"Ah! but I was here long before your dear papa's time, Miss Gustava," said Mrs. Munt. "I was here when your grandpapa was a boy. I'm five years older nor master."
"And had grandpapa brothers and sisters, then?" I asked again.
Mrs. Munt grew a little uneasy.
"You must have heard of your uncle, the Colonel, who was killed in India," she said. "And there was Miss Mary, who died when she was only fifteen. You must have seen her grave at Ansdell Friars."
I shook my head.
"No, I don't think so. But I do remember the tablet in the church to Colonel Baldwin Ansdell. I often wondered who he was. You remember it, Tib? But hadn't grandpapa any other sisters? You said young ladies, Mrs. Munt."

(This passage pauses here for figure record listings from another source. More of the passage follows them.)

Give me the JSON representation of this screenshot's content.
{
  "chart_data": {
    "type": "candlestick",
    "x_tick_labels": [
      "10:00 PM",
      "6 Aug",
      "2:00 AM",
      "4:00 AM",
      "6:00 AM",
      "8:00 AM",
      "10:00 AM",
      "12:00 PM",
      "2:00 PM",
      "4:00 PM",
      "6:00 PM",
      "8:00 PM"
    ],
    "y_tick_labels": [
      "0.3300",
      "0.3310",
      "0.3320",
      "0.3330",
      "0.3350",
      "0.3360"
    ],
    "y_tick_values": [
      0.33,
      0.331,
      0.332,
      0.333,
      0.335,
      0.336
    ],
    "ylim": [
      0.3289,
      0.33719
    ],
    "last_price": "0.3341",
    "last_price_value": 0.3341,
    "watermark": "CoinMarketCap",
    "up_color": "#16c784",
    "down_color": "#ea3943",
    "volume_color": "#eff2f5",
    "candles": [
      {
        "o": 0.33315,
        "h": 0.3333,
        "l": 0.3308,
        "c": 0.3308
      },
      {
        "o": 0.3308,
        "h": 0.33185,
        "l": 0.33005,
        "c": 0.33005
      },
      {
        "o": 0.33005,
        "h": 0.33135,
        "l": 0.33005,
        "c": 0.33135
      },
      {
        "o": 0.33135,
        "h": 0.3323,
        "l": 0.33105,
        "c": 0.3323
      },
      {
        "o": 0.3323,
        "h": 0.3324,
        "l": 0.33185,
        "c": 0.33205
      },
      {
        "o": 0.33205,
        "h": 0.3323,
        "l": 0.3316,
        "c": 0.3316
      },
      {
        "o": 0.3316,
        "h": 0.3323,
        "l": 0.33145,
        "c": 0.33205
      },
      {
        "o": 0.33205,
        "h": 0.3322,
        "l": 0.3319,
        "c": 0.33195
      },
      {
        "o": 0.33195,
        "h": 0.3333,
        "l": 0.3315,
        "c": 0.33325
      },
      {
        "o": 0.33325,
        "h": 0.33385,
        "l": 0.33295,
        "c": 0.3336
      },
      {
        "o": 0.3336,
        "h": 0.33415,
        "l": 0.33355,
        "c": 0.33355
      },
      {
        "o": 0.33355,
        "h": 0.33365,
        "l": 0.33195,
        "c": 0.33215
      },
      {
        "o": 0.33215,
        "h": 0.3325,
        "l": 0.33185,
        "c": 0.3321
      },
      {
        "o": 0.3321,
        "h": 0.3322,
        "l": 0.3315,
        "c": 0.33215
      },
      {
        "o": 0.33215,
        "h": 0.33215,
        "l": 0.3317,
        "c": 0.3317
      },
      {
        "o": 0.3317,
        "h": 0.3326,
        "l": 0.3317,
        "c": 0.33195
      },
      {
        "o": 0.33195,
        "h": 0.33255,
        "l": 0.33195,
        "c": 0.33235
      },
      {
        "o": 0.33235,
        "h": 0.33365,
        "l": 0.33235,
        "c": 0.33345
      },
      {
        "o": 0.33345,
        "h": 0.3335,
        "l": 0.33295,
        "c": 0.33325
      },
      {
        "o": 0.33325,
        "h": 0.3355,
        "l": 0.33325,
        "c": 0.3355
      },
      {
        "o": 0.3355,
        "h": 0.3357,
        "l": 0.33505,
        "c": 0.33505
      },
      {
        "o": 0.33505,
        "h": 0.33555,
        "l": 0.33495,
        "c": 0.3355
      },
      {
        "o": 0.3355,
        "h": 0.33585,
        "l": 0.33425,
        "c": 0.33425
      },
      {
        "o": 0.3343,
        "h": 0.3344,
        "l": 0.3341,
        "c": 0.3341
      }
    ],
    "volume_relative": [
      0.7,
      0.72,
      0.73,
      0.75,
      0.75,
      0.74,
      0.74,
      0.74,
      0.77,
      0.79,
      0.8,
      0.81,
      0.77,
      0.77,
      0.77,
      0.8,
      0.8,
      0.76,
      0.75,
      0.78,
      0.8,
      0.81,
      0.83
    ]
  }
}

I had forgotten all my shyness now in curiosity. But it was not fated to be satisfied just then. Nurse suddenly interrupted.
"Miss Gussie, dear, you must wait a while to hear all these things from Mrs. Munt. The tea's all ready, and I'm sure you're all hungry. Just run up stairs with Miss Tib to take off your hats, there's a dear. Will you show us the rooms, Mrs. Munt, please?"
So we were all trotted off again—up stairs this time, though it scarcely seemed like going up stairs at all, so broad and shallow were the steps compared with the high-up flights in our London house. And Tib and I were so pleased with the room which Mrs. Munt told us was to be ours, that we should have forgotten all about the talk down stairs if she hadn't made another remark, which put my unanswered question into my head again.
"Yes, it is a nice room," she said, looking round with pleasure at the light-painted furniture and the two white beds side by side, the old-fashioned cupboards in the wall, two of them with glass doors, letting us see a few queer old china cups and teapots inside; "and so little changed, even to its name. We've always called it the young ladies' room."